Jesus has overcome the world. Neither the devil, nor the grave, nor the world could overcome Jesus. And neither will they overcome you.
 “In this world you will have tribulation. But take heart, I have overcome the world.”

Yes, in this world we will have tribulation. We will have fall victim to cancer or dreadful diseases. We will suffer sudden, inexplicable tragedies. We will experience financial and family crises. We be racked by grief, sorrow, and death.
“But take heart, be of good cheer,” Jesus says. I have overcome the world. I have overcome your disease. I have overcome your tragedy. I have overcome your doubt and fear. I have overcome your sin and death. There is no greater tribulation than the cross. Jesus suffered pain, beating, hell and death for you. And His tribulation is greater than all your pain, suffering, sin, and death.

That’s great you say, but I’m still in the world. I still see suffering and death all around. And that’s precisely why Jesus spoke these words to his disciples, why He speaks them to you today…because you are still in the world with all its temptations and sin. Because you still need His crucified and risen peace. Because you have not yet arrived.
In this world you will have tribulation…But in your tribulation, you are not alone. When one member suffers all suffer.  When Corinth suffered and the churches of Ephesus and Smyrna suffered, Paul and John suffered.  And when you suffer – whatever it may be - you are not alone. Look at the people in front and behind and next to you in the pews. The church is not an army of one. It is the body of Christ. And when one member suffers, He suffers with you even as He suffered for you.

So, is Christianity hard or easy? Well honestly, it’s both. In this life a war rages on. You’re on the front lines. The church is an outpost, an oasis. And yet, Christ is your Mighty Fortress: inside the walls of his body you rest in peace. The battle is won. Christ is risen. He pours out living water from his side into the font and over your forehead washing your tribulation away. He seats you at His banqueting table where He feeds and nourishes you with His flesh and blood.
On days of tribulation it’s comforting to have words like these from Revelation: And I saw no temple in the city, for its temple is the Lord God the Almighty and the Lamb. And the city has no need of sun or moon to shine on it, for the glory of God gives it light, and its lamp is the Lamb. (Revelation 21:22-23).

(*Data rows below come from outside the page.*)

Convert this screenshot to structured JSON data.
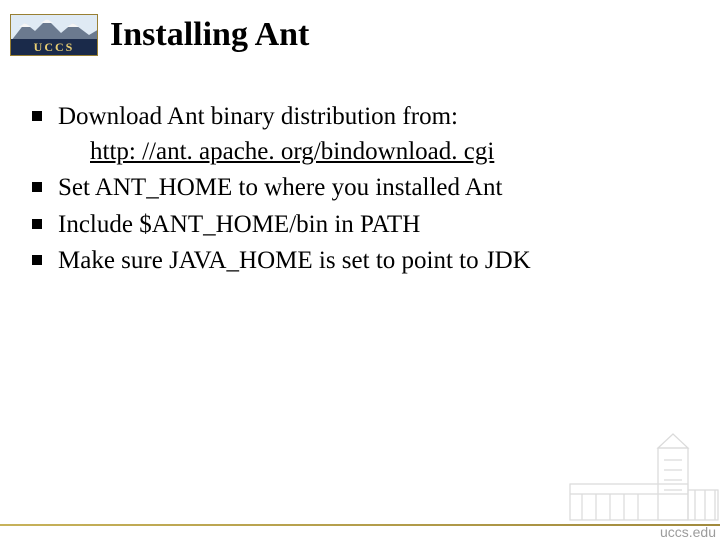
{
  "logo": {
    "text": "UCCS"
  },
  "title": "Installing Ant",
  "bullets": [
    {
      "text": "Download Ant binary distribution from:",
      "link": "http: //ant. apache. org/bindownload. cgi"
    },
    {
      "text": "Set ANT_HOME to where you installed Ant"
    },
    {
      "text": "Include $ANT_HOME/bin in PATH"
    },
    {
      "text": "Make sure JAVA_HOME is set to point to JDK"
    }
  ],
  "footer": {
    "site": "uccs.edu"
  }
}
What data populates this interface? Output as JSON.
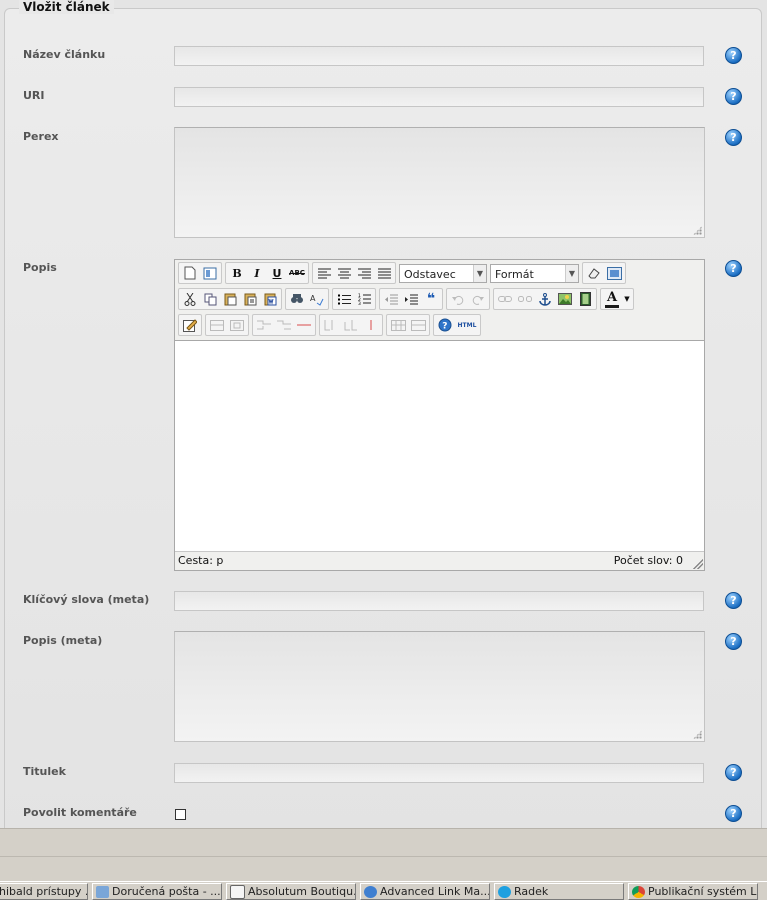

That’s the difference between those “before and after” photos and John’s vision in Revelation. What John saw is not only your future reality. It’s present tense. Heaven, eternal life, salvation: it’s all yours because you belong to the Lamb. Jesus has made peace with you in Baptism. Jesus speaks His peace to you in absolution. Jesus feeds you His peace in His Supper. Your name is written in the Lamb’s book of life – before the foundation of the world - and today and forever. All that John reveals is already yours. In the new creation there is no before, the former things are gone; there is simply an endless happily ever after.

In this world you will have tribulation. But be of good cheer. Jesus is your peace in a world of tribulation. Jesus has overcome the world for you.

In the Name of the Father and of the + Son and of the Holy Spirit. Amen.